Harvey T S
Department of Anthropology, Vanderbilt University, Nashville, TN 37240, USA.
Pathogens. 2023 Feb 18;12(2):346. doi: 10.3390/pathogens12020346.
While the disease name and acronym COVID-19, where 'CO' refers to 'corona', 'VI' to virus, 'D' to disease, and '19' the detection year, represents a rational, historically informed, and even culturally sensitive name choice by the World Health Organization, from the perspective of an ethnography of disease framing and naming, this study finds that it does not, however, readily communicate a public health message. This observation, based on linguistic and medical anthropological research and analyses, raises a critically important question: Can or should official disease names, beyond labeling medical conditions, also be designed to function as public health messages? As the ethnography of the term COVID-19 and its 'framing' demonstrates, using acronyms for disease names in public health can not only reduce their intelligibility but may also lower emerging public perceptions of risk, inadvertently, increasing the public's vulnerability. This study argues that the ongoing messaging and communication challenges surrounding the framing of COVID-19 and its variants represent an important opportunity for public health to engage social science research on language and risk communication to critically rethink disease naming and framing and how what they are called can prefigure and inform the public's uptake of science, understandings of risk, and the perceived importance of public health guidelines.

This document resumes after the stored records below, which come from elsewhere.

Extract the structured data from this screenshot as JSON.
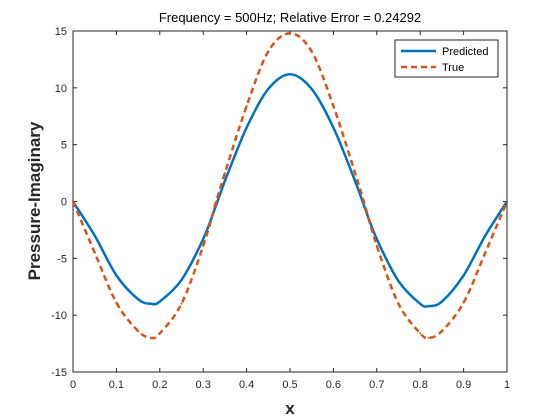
{
  "chart_data": {
    "type": "line",
    "title": "Frequency = 500Hz; Relative Error = 0.24292",
    "xlabel": "x",
    "ylabel": "Pressure-Imaginary",
    "xlim": [
      0,
      1
    ],
    "ylim": [
      -15,
      15
    ],
    "xticks": [
      "0",
      "0.1",
      "0.2",
      "0.3",
      "0.4",
      "0.5",
      "0.6",
      "0.7",
      "0.8",
      "0.9",
      "1"
    ],
    "yticks": [
      "-15",
      "-10",
      "-5",
      "0",
      "5",
      "10",
      "15"
    ],
    "grid": false,
    "legend_position": "top-right",
    "x": [
      0,
      0.05,
      0.1,
      0.15,
      0.18,
      0.2,
      0.25,
      0.3,
      0.33,
      0.35,
      0.4,
      0.45,
      0.5,
      0.55,
      0.6,
      0.65,
      0.67,
      0.7,
      0.75,
      0.8,
      0.82,
      0.85,
      0.9,
      0.95,
      1
    ],
    "series": [
      {
        "name": "Predicted",
        "color": "#0072BD",
        "style": "solid",
        "values": [
          0,
          -3.0,
          -6.5,
          -8.6,
          -9.0,
          -8.8,
          -6.9,
          -3.3,
          -0.3,
          1.8,
          6.5,
          9.9,
          11.2,
          9.9,
          6.5,
          1.8,
          -0.3,
          -3.3,
          -7.0,
          -9.0,
          -9.2,
          -8.8,
          -6.5,
          -3.0,
          0
        ]
      },
      {
        "name": "True",
        "color": "#D95319",
        "style": "dashed",
        "values": [
          0,
          -4.5,
          -8.9,
          -11.4,
          -12.0,
          -11.6,
          -9.0,
          -3.9,
          0,
          2.5,
          8.4,
          13.2,
          14.8,
          13.2,
          8.4,
          2.5,
          0,
          -3.9,
          -9.0,
          -11.6,
          -12.0,
          -11.4,
          -8.9,
          -4.5,
          0
        ]
      }
    ]
  }
}
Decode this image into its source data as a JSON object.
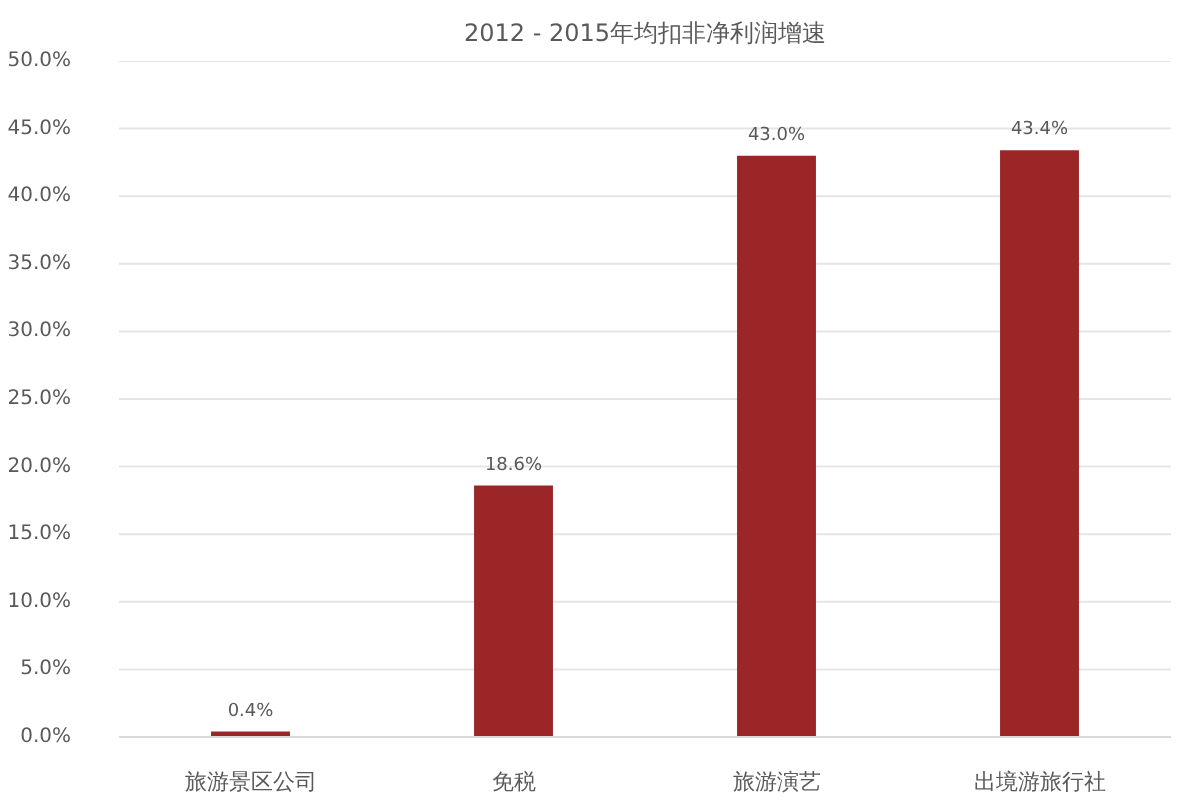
{
  "chart_data": {
    "type": "bar",
    "title": "2012 - 2015年均扣非净利润增速",
    "categories": [
      "旅游景区公司",
      "免税",
      "旅游演艺",
      "出境游旅行社"
    ],
    "values": [
      0.4,
      18.6,
      43.0,
      43.4
    ],
    "color": "#9b2628",
    "value_labels": [
      "0.4%",
      "18.6%",
      "43.0%",
      "43.4%"
    ],
    "ylim": [
      0,
      50
    ],
    "yticks": [
      {
        "value": 0,
        "label": "0.0%"
      },
      {
        "value": 5,
        "label": "5.0%"
      },
      {
        "value": 10,
        "label": "10.0%"
      },
      {
        "value": 15,
        "label": "15.0%"
      },
      {
        "value": 20,
        "label": "20.0%"
      },
      {
        "value": 25,
        "label": "25.0%"
      },
      {
        "value": 30,
        "label": "30.0%"
      },
      {
        "value": 35,
        "label": "35.0%"
      },
      {
        "value": 40,
        "label": "40.0%"
      },
      {
        "value": 45,
        "label": "45.0%"
      },
      {
        "value": 50,
        "label": "50.0%"
      }
    ],
    "grid": "y"
  }
}
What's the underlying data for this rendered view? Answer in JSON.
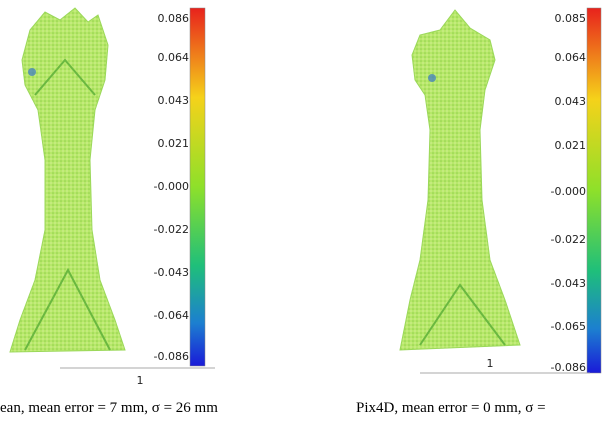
{
  "panels": [
    {
      "colorbar_ticks": [
        "0.086",
        "0.064",
        "0.043",
        "0.021",
        "-0.000",
        "-0.022",
        "-0.043",
        "-0.064",
        "-0.086"
      ],
      "scale_label": "1",
      "caption": "ean, mean error = 7 mm, σ = 26 mm"
    },
    {
      "colorbar_ticks": [
        "0.085",
        "0.064",
        "0.043",
        "0.021",
        "-0.000",
        "-0.022",
        "-0.043",
        "-0.065",
        "-0.086"
      ],
      "scale_label": "1",
      "caption": "Pix4D, mean error = 0 mm, σ ="
    }
  ]
}
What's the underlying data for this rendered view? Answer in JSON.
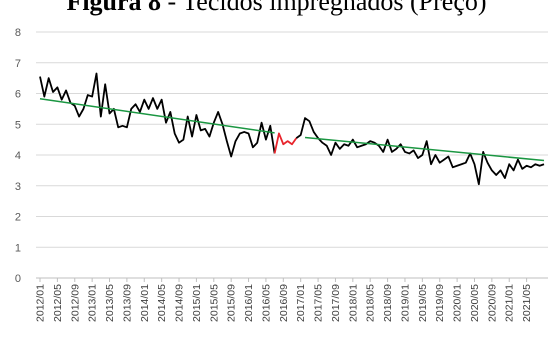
{
  "figure_label": "Figura 8",
  "figure_title": "- Tecidos impregnados (Preço)",
  "chart_data": {
    "type": "line",
    "ylim": [
      0,
      8
    ],
    "yticks": [
      0,
      1,
      2,
      3,
      4,
      5,
      6,
      7,
      8
    ],
    "grid": "horizontal",
    "x_tick_labels": [
      "2012/01",
      "2012/05",
      "2012/09",
      "2013/01",
      "2013/05",
      "2013/09",
      "2014/01",
      "2014/05",
      "2014/09",
      "2015/01",
      "2015/05",
      "2015/09",
      "2016/01",
      "2016/05",
      "2016/09",
      "2017/01",
      "2017/05",
      "2017/09",
      "2018/01",
      "2018/05",
      "2018/09",
      "2019/01",
      "2019/05",
      "2019/09",
      "2020/01",
      "2020/05",
      "2020/09",
      "2021/01",
      "2021/05"
    ],
    "series": [
      {
        "color": "#000000",
        "segment": "before",
        "x": [
          1,
          2,
          3,
          4,
          5,
          6,
          7,
          8,
          9,
          10,
          11,
          12,
          13,
          14,
          15,
          16,
          17,
          18,
          19,
          20,
          21,
          22,
          23,
          24,
          25,
          26,
          27,
          28,
          29,
          30,
          31,
          32,
          33,
          34,
          35,
          36,
          37,
          38,
          39,
          40,
          41,
          42,
          43,
          44,
          45,
          46,
          47,
          48,
          49,
          50,
          51,
          52,
          53,
          54,
          55
        ],
        "values": [
          6.55,
          5.9,
          6.5,
          6.05,
          6.2,
          5.8,
          6.1,
          5.7,
          5.6,
          5.25,
          5.5,
          5.95,
          5.9,
          6.65,
          5.25,
          6.3,
          5.35,
          5.5,
          4.9,
          4.95,
          4.9,
          5.5,
          5.65,
          5.4,
          5.8,
          5.5,
          5.85,
          5.5,
          5.8,
          5.05,
          5.4,
          4.7,
          4.4,
          4.5,
          5.25,
          4.6,
          5.3,
          4.8,
          4.85,
          4.6,
          5.05,
          5.4,
          5.0,
          4.45,
          3.95,
          4.45,
          4.7,
          4.75,
          4.7,
          4.25,
          4.4,
          5.05,
          4.5,
          4.95,
          4.05
        ]
      },
      {
        "color": "#e8242c",
        "segment": "transition",
        "x": [
          55,
          56,
          57,
          58,
          59,
          60
        ],
        "values": [
          4.05,
          4.7,
          4.35,
          4.45,
          4.35,
          4.55
        ]
      },
      {
        "color": "#000000",
        "segment": "after",
        "x": [
          60,
          61,
          62,
          63,
          64,
          65,
          66,
          67,
          68,
          69,
          70,
          71,
          72,
          73,
          74,
          75,
          76,
          77,
          78,
          79,
          80,
          81,
          82,
          83,
          84,
          85,
          86,
          87,
          88,
          89,
          90,
          91,
          92,
          93,
          94,
          95,
          96,
          97,
          98,
          99,
          100,
          101,
          102,
          103,
          104,
          105,
          106,
          107,
          108,
          109,
          110,
          111,
          112,
          113,
          114,
          115,
          116,
          117
        ],
        "values": [
          4.55,
          4.65,
          5.2,
          5.1,
          4.75,
          4.55,
          4.4,
          4.3,
          4.0,
          4.4,
          4.2,
          4.35,
          4.3,
          4.5,
          4.25,
          4.3,
          4.35,
          4.45,
          4.4,
          4.3,
          4.1,
          4.5,
          4.1,
          4.2,
          4.35,
          4.1,
          4.05,
          4.15,
          3.9,
          4.0,
          4.45,
          3.7,
          4.0,
          3.75,
          3.85,
          3.95,
          3.6,
          3.65,
          3.7,
          3.75,
          4.05,
          3.7,
          3.05,
          4.1,
          3.75,
          3.5,
          3.35,
          3.5,
          3.25,
          3.7,
          3.5,
          3.85,
          3.55,
          3.65,
          3.6,
          3.7,
          3.65,
          3.7
        ]
      },
      {
        "color": "#1a9641",
        "segment": "trend-before",
        "x": [
          1,
          55
        ],
        "values": [
          5.83,
          4.72
        ]
      },
      {
        "color": "#1a9641",
        "segment": "trend-after",
        "x": [
          62,
          117
        ],
        "values": [
          4.57,
          3.82
        ]
      }
    ]
  }
}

虽然疾病名称及首字母缩写COVID-19,其中“CO”代表“冠状”,“VI”代表病毒,“D”代表疾病,“19”代表发现年份,是世界卫生组织做出的一个合理、有历史依据且甚至具有文化敏感性的命名选择,但从疾病框架构建与命名的人种志角度来看,本研究发现,它却不易传达公共卫生信息。基于语言学和医学人类学研究与分析的这一观察结果,提出了一个极其重要的问题:官方疾病名称除了标注疾病状况外,是否能够或应该被设计成兼具公共卫生信息的功能?正如对COVID-19这一术语及其“框架构建”的人种志研究所示,在公共卫生领域使用疾病名称的首字母缩写不仅会降低其易懂性,还可能无意中降低公众对新出现风险的认知,从而增加公众的脆弱性。本研究认为,围绕COVID-19及其变体的框架构建所面临的持续信息传递和沟通挑战,是公共卫生领域利用语言和风险沟通方面的社会科学研究,来批判性地重新思考疾病命名与框架构建以及名称如何能够预示并影响公众对科学的接受、对风险的理解以及对公共卫生指南重要性的认知的一个重要契机。